We just mention that his results show that when the subgroup H is cyclic, conjugacy of H to a subgroup
of G already takes place in the units of Z_pG, for each rational prime p, where Z_p denotes the p-adic
integers ("p-adic conjugacy").
For p-torsion units in ZG,
p-adic conjugacy, rather than rational conjugacy,
is highly desirable, for example for better understanding of how they are embedded in ZG, or for
inductive approaches to the Zassenhaus conjecture. (Unfortunately, p-adic conjugacy is
not given in general, as easy examples show.)

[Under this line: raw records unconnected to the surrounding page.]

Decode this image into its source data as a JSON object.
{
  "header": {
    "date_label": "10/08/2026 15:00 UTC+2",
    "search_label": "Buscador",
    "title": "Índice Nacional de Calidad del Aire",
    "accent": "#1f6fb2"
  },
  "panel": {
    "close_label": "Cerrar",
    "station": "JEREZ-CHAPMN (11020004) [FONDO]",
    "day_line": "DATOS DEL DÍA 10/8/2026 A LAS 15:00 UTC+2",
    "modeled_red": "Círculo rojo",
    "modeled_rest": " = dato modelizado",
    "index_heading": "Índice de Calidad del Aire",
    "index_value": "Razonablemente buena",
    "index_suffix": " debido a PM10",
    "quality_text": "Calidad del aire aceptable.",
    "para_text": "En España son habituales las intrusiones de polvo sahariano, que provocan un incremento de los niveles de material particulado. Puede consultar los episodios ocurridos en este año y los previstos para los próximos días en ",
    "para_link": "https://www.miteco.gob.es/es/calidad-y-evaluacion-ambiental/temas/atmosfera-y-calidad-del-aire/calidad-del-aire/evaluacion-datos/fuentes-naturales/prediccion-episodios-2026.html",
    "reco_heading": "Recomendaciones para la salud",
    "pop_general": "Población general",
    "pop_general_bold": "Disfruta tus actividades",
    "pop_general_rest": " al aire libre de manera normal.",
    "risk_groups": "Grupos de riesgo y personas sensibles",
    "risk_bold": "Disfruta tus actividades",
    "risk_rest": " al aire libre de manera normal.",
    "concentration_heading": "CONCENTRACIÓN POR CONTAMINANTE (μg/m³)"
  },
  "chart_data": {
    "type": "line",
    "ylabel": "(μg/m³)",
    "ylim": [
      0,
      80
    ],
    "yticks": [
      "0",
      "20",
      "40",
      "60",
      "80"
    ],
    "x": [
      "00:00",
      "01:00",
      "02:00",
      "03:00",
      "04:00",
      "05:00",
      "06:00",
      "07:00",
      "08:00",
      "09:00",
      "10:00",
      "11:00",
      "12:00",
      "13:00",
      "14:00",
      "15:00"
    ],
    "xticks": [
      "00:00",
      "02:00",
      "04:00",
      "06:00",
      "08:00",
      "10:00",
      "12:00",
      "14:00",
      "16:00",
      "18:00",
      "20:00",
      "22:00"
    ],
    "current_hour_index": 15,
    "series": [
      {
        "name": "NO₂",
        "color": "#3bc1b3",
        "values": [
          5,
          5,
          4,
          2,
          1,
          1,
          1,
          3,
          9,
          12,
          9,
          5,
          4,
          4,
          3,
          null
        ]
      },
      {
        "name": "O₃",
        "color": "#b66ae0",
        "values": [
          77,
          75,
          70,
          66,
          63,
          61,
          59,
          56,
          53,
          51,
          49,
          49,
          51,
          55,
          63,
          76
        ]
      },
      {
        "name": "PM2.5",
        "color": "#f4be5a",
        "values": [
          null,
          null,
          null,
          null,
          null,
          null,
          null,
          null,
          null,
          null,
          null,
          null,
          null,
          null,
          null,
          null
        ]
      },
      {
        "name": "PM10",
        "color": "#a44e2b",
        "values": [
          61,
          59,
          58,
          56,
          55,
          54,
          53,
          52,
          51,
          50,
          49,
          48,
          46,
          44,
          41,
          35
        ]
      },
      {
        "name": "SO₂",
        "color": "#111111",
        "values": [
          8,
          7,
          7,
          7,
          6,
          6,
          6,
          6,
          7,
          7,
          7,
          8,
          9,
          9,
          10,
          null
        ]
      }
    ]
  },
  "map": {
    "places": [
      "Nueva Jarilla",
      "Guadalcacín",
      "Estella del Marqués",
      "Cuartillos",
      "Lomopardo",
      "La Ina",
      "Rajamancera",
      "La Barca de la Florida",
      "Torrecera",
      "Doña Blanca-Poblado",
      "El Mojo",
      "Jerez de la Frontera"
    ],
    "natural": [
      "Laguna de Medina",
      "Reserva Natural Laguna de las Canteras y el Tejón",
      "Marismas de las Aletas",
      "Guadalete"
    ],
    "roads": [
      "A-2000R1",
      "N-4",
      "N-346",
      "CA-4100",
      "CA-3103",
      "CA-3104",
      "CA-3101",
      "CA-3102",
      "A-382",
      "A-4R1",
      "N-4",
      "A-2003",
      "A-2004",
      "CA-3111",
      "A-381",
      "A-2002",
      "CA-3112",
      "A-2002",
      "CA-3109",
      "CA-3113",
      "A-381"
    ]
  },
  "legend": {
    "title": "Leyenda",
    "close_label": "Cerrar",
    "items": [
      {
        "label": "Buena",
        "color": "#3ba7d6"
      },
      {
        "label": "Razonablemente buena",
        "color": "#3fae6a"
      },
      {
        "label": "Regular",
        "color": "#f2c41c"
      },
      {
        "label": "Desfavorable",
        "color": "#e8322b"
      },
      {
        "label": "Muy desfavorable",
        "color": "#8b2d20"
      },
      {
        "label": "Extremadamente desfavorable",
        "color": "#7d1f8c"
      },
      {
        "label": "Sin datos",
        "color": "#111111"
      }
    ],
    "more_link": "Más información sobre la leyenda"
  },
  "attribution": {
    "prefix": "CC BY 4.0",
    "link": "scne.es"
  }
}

To each torsion unit u in RG there is associated a bimodule G_RG_u which is RG, with G and < u >
acting by multiplication from left and right, respectively. It seems that these bimodules are the
right objects to deal with.
We will take a closer look on the indecomposable
summands of these bimodules.
As a consequence, we obtain,
for arbitrary G, a criterion for a p-torsion
unit in ZG to be p-adically conjugate to an element
of G (which presupposes rational conjugacy), in terms
of its associated bimodule. More precisely:
When R is a p-adic ring with quotient field K, and
u is a p-torsion unit in RG which is conjugate to an element x of G by a unit in KG, then u is
conjugate to x by a unit in RG if and only if the bimodule G_RG_u is a direct summand
of a direct sum of copies of G_RG_x.
This criterion applies to torsion units in ZG
which map to the identity under the natural ring homomorphism ZG -> ZG/N for a normal p-subgroup N of
G, to give p-adic conjugacy to elements of G.
(Through application of the p-permutation module
theorem of Al Weiss.)